Die Akkreditierung ist die formelle Anerkennung, dass ein Labor definierte Qualitätsstandards erfüllt. Zu den wichtigsten Akkreditierungsstellen gehören das College of American Pathologists (CAP), die Joint Commission (USA), die United Kingdom Accreditation Service (UKAS) nach ISO 15189 und nationale Pathologiegesellschaften. Die Akkreditierung erfordert dokumentierte Richtlinien und Verfahren, Personalqualifikationen, Gerätewartungsaufzeichnungen, QS-Indikatoren und die Teilnahme an EQA.

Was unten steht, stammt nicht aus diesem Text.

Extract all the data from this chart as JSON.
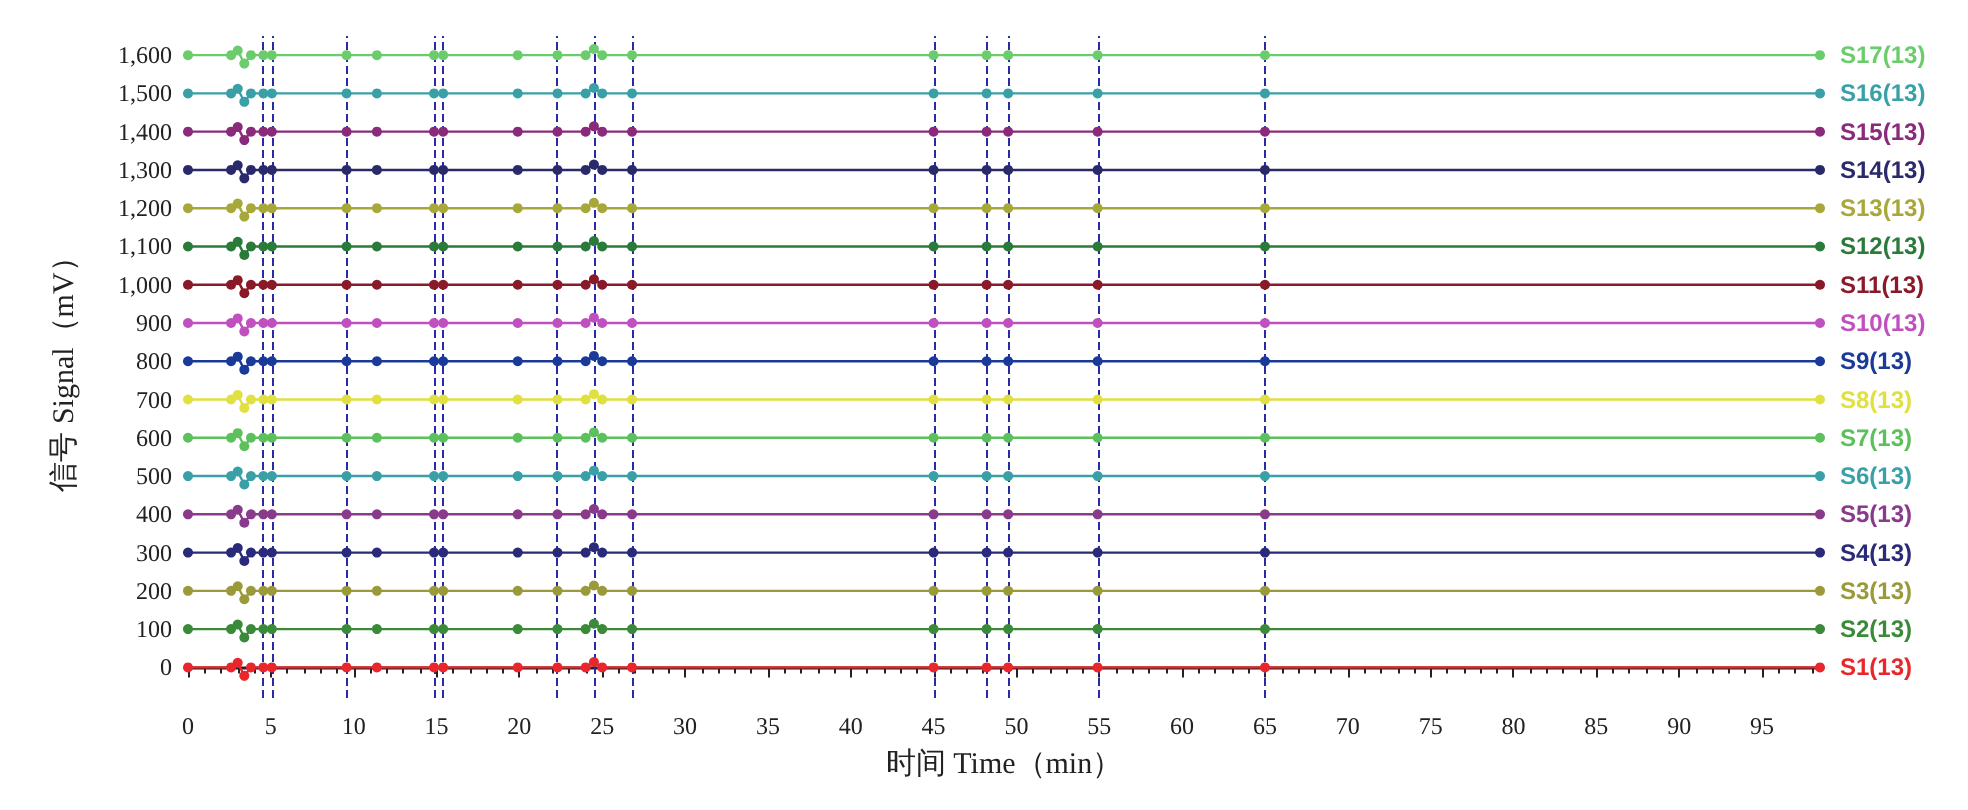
{
  "chart_data": {
    "type": "line",
    "xlabel": "时间 Time（min）",
    "ylabel": "信号 Signal（mV）",
    "x": [
      0,
      2.6,
      3.0,
      3.4,
      3.8,
      4.55,
      5.06,
      9.57,
      11.4,
      14.85,
      15.4,
      19.9,
      22.3,
      24.0,
      24.5,
      25.0,
      26.8,
      45.0,
      48.2,
      49.5,
      54.9,
      65.0,
      98.5
    ],
    "series": [
      {
        "name": "S1(13)",
        "color": "#e8262b",
        "values": [
          0,
          0,
          12,
          -22,
          0,
          0,
          0,
          0,
          0,
          0,
          0,
          0,
          0,
          0,
          14,
          0,
          0,
          0,
          0,
          0,
          0,
          0,
          0
        ]
      },
      {
        "name": "S2(13)",
        "color": "#3a8a3a",
        "values": [
          100,
          100,
          112,
          78,
          100,
          100,
          100,
          100,
          100,
          100,
          100,
          100,
          100,
          100,
          114,
          100,
          100,
          100,
          100,
          100,
          100,
          100,
          100
        ]
      },
      {
        "name": "S3(13)",
        "color": "#9a9a3a",
        "values": [
          200,
          200,
          212,
          178,
          200,
          200,
          200,
          200,
          200,
          200,
          200,
          200,
          200,
          200,
          214,
          200,
          200,
          200,
          200,
          200,
          200,
          200,
          200
        ]
      },
      {
        "name": "S4(13)",
        "color": "#2a2a7a",
        "values": [
          300,
          300,
          312,
          278,
          300,
          300,
          300,
          300,
          300,
          300,
          300,
          300,
          300,
          300,
          314,
          300,
          300,
          300,
          300,
          300,
          300,
          300,
          300
        ]
      },
      {
        "name": "S5(13)",
        "color": "#8a3a8a",
        "values": [
          400,
          400,
          412,
          378,
          400,
          400,
          400,
          400,
          400,
          400,
          400,
          400,
          400,
          400,
          414,
          400,
          400,
          400,
          400,
          400,
          400,
          400,
          400
        ]
      },
      {
        "name": "S6(13)",
        "color": "#3aa0a8",
        "values": [
          500,
          500,
          512,
          478,
          500,
          500,
          500,
          500,
          500,
          500,
          500,
          500,
          500,
          500,
          514,
          500,
          500,
          500,
          500,
          500,
          500,
          500,
          500
        ]
      },
      {
        "name": "S7(13)",
        "color": "#5cc05c",
        "values": [
          600,
          600,
          612,
          578,
          600,
          600,
          600,
          600,
          600,
          600,
          600,
          600,
          600,
          600,
          614,
          600,
          600,
          600,
          600,
          600,
          600,
          600,
          600
        ]
      },
      {
        "name": "S8(13)",
        "color": "#e0e040",
        "values": [
          700,
          700,
          712,
          678,
          700,
          700,
          700,
          700,
          700,
          700,
          700,
          700,
          700,
          700,
          714,
          700,
          700,
          700,
          700,
          700,
          700,
          700,
          700
        ]
      },
      {
        "name": "S9(13)",
        "color": "#1a3a9a",
        "values": [
          800,
          800,
          812,
          778,
          800,
          800,
          800,
          800,
          800,
          800,
          800,
          800,
          800,
          800,
          814,
          800,
          800,
          800,
          800,
          800,
          800,
          800,
          800
        ]
      },
      {
        "name": "S10(13)",
        "color": "#c050c0",
        "values": [
          900,
          900,
          912,
          878,
          900,
          900,
          900,
          900,
          900,
          900,
          900,
          900,
          900,
          900,
          914,
          900,
          900,
          900,
          900,
          900,
          900,
          900,
          900
        ]
      },
      {
        "name": "S11(13)",
        "color": "#8a1a2a",
        "values": [
          1000,
          1000,
          1012,
          978,
          1000,
          1000,
          1000,
          1000,
          1000,
          1000,
          1000,
          1000,
          1000,
          1000,
          1014,
          1000,
          1000,
          1000,
          1000,
          1000,
          1000,
          1000,
          1000
        ]
      },
      {
        "name": "S12(13)",
        "color": "#2a7a3a",
        "values": [
          1100,
          1100,
          1112,
          1078,
          1100,
          1100,
          1100,
          1100,
          1100,
          1100,
          1100,
          1100,
          1100,
          1100,
          1114,
          1100,
          1100,
          1100,
          1100,
          1100,
          1100,
          1100,
          1100
        ]
      },
      {
        "name": "S13(13)",
        "color": "#a8a83a",
        "values": [
          1200,
          1200,
          1212,
          1178,
          1200,
          1200,
          1200,
          1200,
          1200,
          1200,
          1200,
          1200,
          1200,
          1200,
          1214,
          1200,
          1200,
          1200,
          1200,
          1200,
          1200,
          1200,
          1200
        ]
      },
      {
        "name": "S14(13)",
        "color": "#2a2a6a",
        "values": [
          1300,
          1300,
          1312,
          1278,
          1300,
          1300,
          1300,
          1300,
          1300,
          1300,
          1300,
          1300,
          1300,
          1300,
          1314,
          1300,
          1300,
          1300,
          1300,
          1300,
          1300,
          1300,
          1300
        ]
      },
      {
        "name": "S15(13)",
        "color": "#8a2a7a",
        "values": [
          1400,
          1400,
          1412,
          1378,
          1400,
          1400,
          1400,
          1400,
          1400,
          1400,
          1400,
          1400,
          1400,
          1400,
          1414,
          1400,
          1400,
          1400,
          1400,
          1400,
          1400,
          1400,
          1400
        ]
      },
      {
        "name": "S16(13)",
        "color": "#3aa0a8",
        "values": [
          1500,
          1500,
          1512,
          1478,
          1500,
          1500,
          1500,
          1500,
          1500,
          1500,
          1500,
          1500,
          1500,
          1500,
          1514,
          1500,
          1500,
          1500,
          1500,
          1500,
          1500,
          1500,
          1500
        ]
      },
      {
        "name": "S17(13)",
        "color": "#6acc6a",
        "values": [
          1600,
          1600,
          1612,
          1578,
          1600,
          1600,
          1600,
          1600,
          1600,
          1600,
          1600,
          1600,
          1600,
          1600,
          1616,
          1600,
          1600,
          1600,
          1600,
          1600,
          1600,
          1600,
          1600
        ]
      }
    ],
    "xlim": [
      0,
      98.5
    ],
    "xticks": [
      0,
      5,
      10,
      15,
      20,
      25,
      30,
      35,
      40,
      45,
      50,
      55,
      60,
      65,
      70,
      75,
      80,
      85,
      90,
      95
    ],
    "ylim": [
      -80,
      1650
    ],
    "yticks": [
      0,
      100,
      200,
      300,
      400,
      500,
      600,
      700,
      800,
      900,
      {
        "value": 1000,
        "label": "1,000"
      },
      {
        "value": 1100,
        "label": "1,100"
      },
      {
        "value": 1200,
        "label": "1,200"
      },
      {
        "value": 1300,
        "label": "1,300"
      },
      {
        "value": 1400,
        "label": "1,400"
      },
      {
        "value": 1500,
        "label": "1,500"
      },
      {
        "value": 1600,
        "label": "1,600"
      }
    ],
    "ref_lines": [
      {
        "axis": "x",
        "value": 4.55,
        "color": "#2a2aa8",
        "line_style": "dashed"
      },
      {
        "axis": "x",
        "value": 5.06,
        "color": "#2a2aa8",
        "line_style": "dashed"
      },
      {
        "axis": "x",
        "value": 9.57,
        "color": "#2a2aa8",
        "line_style": "dashed"
      },
      {
        "axis": "x",
        "value": 14.85,
        "color": "#2a2aa8",
        "line_style": "dashed"
      },
      {
        "axis": "x",
        "value": 15.4,
        "color": "#2a2aa8",
        "line_style": "dashed"
      },
      {
        "axis": "x",
        "value": 22.3,
        "color": "#2a2aa8",
        "line_style": "dashed"
      },
      {
        "axis": "x",
        "value": 24.5,
        "color": "#2a2aa8",
        "line_style": "dashed"
      },
      {
        "axis": "x",
        "value": 26.8,
        "color": "#2a2aa8",
        "line_style": "dashed"
      },
      {
        "axis": "x",
        "value": 45.0,
        "color": "#2a2aa8",
        "line_style": "dashed"
      },
      {
        "axis": "x",
        "value": 48.2,
        "color": "#2a2aa8",
        "line_style": "dashed"
      },
      {
        "axis": "x",
        "value": 49.5,
        "color": "#2a2aa8",
        "line_style": "dashed"
      },
      {
        "axis": "x",
        "value": 54.9,
        "color": "#2a2aa8",
        "line_style": "dashed"
      },
      {
        "axis": "x",
        "value": 65.0,
        "color": "#2a2aa8",
        "line_style": "dashed"
      }
    ],
    "legend": "right",
    "marker": "circle",
    "grid": false
  }
}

Risikomanagement und Fehlerprävention

Die Probenverwechslung ist das schwerwiegendste Risiko in der Histopathologie. Präventionsmaßnahmen umfassen die Barcode-Kennzeichnung bei jedem Schritt (Probenbehälter, Kapsel, Objektträger, Befund), Zwei-Patientenidentifikatoren und elektronische Verfolgungssysteme. Für schwerwiegende Vorfälle (falscher Patient, falsche Diagnose, verlorene Probe) wird eine Ursachenanalyse durchgeführt. Beinahe-Fehler-Meldungen ohne Schuldzuweisung fördern die Transparenz. Die Aufbewahrungsfristen für Schnitte variieren — typischerweise 10-20 Jahre für Paraffinblöcke und 5-10 Jahre für Objektträger.

Laborinformationssysteme

Das Laborinformationssystem (LIS) verfolgt Proben vom Eingang bis zur Befundung. Zu den Funktionen gehören Barcode-Tracking, Spracherkennung für die Diktat, Bildverwaltung (Ganzschnittbilder, Makroaufnahmen), synoptische Befundvorlagen und automatisierte Ergebnis-Schnittstellen zu elektronischen Patientenakten. Die Integration der digitalen Pathologie ermöglicht Fernbefundung, Telekonsultation und computergestützte Bildanalyse.

Personalkompetenz

Alle Laborangehörigen durchlaufen eine Einarbeitung und eine jährliche Kompetenzbeurteilung. Pathologen nehmen an kontinuierlicher medizinischer Fortbildung und Revalidierung teil. Histotechnologen weisen ihre Kenntnisse in Schnitterstellung, Färbung und IHC durch praktische Prüfungen und EQA-Leistung nach. Regelmäßige multidisziplinäre Teambesprechungen und Fallkonferenzen erhalten den diagnostischen Standard.